De studie stipt verder aan dat het beheer van de verwachtingen die mensen hebben van sociale en gezondheidszorg een hele uitdaging wordt. Er moeten duidelijke boodschappen uitgedragen worden en betaalbare opvoedende hulpbronnen worden aangeboord voor de professionals van de sociale en gezondheidszorg, voor de mantelzorgers en voor de burgers.
Richard Meade, directeur van Carers UK, zegt hierover: “Jammer genoeg hebben onbetaalde mantelzorgers altijd moeite ondervonden om aan de nodige steun te raken om thuis voor mensen te zorgen tot het levenseinde toe. Door de pandemie nam de druk op hun schouders geweldig toe, in die mate dat hun eigen gezondheid er ook onder ging lijden.
“De onbetaalde mantelzorger is onontbeerlijk voor thuiszorg. De pandemie drukt ons met de neus op het feit dat we mantelzorgers moeten erkennen, waarderen en ondersteunen. Alleen op die manier kunnen we garanderen dat ze goed werk blijven leveren, en dat ze daarbuiten nog een treffelijk leven kunnen leiden, iets waar ze natuurlijk het volste recht op hebben.”
Ellie Wagstaff, Senior Beleidsmanager bij Marie Curie Scotland: “De pandemie heeft het op zich al kwetsbare zorgsysteem verder ontwricht. De naaste familieleden namen de zorg op zich, zodat hun geliefden goed omringd thuis konden sterven”.
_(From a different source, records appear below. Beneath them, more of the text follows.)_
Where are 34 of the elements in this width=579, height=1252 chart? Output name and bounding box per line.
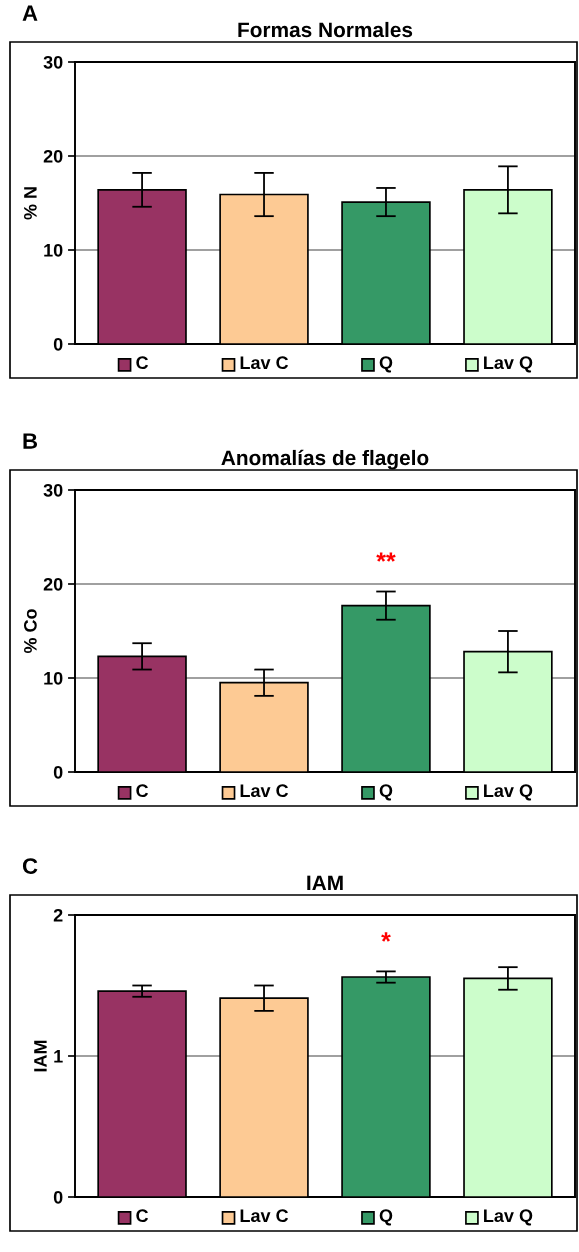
chart-title: IAM — [307, 875, 343, 890]
x-tick-label: Lav C — [240, 356, 289, 370]
y-axis-title: % Co — [23, 609, 37, 654]
x-tick-label: C — [136, 356, 149, 370]
y-tick-label: 30 — [43, 55, 63, 69]
y-tick-label: 10 — [44, 671, 63, 685]
y-tick-label: 0 — [53, 337, 63, 351]
x-tick-label: Q — [379, 356, 393, 373]
x-tick-label: Lav Q — [484, 1209, 533, 1226]
x-tick-label: Lav C — [240, 784, 289, 798]
x-tick-label: Lav Q — [484, 784, 533, 801]
text: B — [23, 433, 38, 449]
y-tick-label: 0 — [53, 1190, 63, 1204]
chart-title: Formas Normales — [238, 21, 413, 38]
y-tick-label: 30 — [43, 483, 63, 497]
y-axis-title: IAM — [34, 1040, 47, 1072]
annotation: * — [381, 932, 391, 942]
y-tick-label: 0 — [53, 765, 63, 779]
x-tick-label: Lav Q — [484, 356, 533, 373]
y-tick-label: 1 — [54, 1050, 63, 1063]
x-tick-label: C — [136, 1209, 149, 1223]
text: A — [22, 5, 38, 21]
chart-title: Anomalías de flagelo — [221, 449, 429, 470]
y-tick-label: 20 — [43, 149, 63, 163]
text: C — [22, 858, 38, 874]
x-tick-label: Lav C — [240, 1209, 289, 1223]
annotation: ** — [376, 552, 396, 562]
x-tick-label: Q — [379, 784, 393, 801]
y-tick-label: 20 — [43, 577, 63, 591]
y-tick-label: 2 — [53, 908, 63, 922]
x-tick-label: C — [136, 784, 149, 798]
x-tick-label: Q — [379, 1209, 393, 1226]
y-axis-title: % N — [24, 187, 37, 220]
y-tick-label: 10 — [44, 243, 63, 257]
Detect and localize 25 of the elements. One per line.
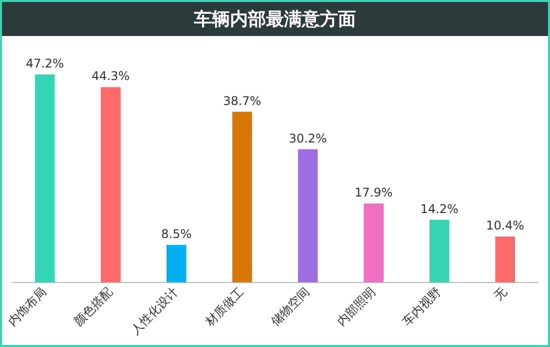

“Wat ons echter zorgen baart, is dat diezelfde mantelzorgers de broodnodige fysieke, emotionele en financiële ondersteuning ontberen. Ons onderzoek heeft aangetoond hoe belangrijk die steun is voor mensen die tot het einde toe hun geliefde verzorgen en wat de fysieke, psychische en financiële gevolgen kunnen zijn.”
“Ander onderzoek dat werd gevoerd onder de Marie Curie Research Grants heeft aangetoond dat tegen 2040 maar liefst 10.000 meer mensen zullen sterven met een behoefte aan palliatieve zorg en dat twee derden van die sterfgevallen zich thuis zullen afspelen. Het aantal mantelzorgers zal dan ook in gelijke mate moeten toenemen.”
“De overheden van Schotland en het VK zullen nu en in de komende jaren moeten investeren in robuustere ondersteuning. Zo moet onder andere de publieke opinie worden wakker geschud.”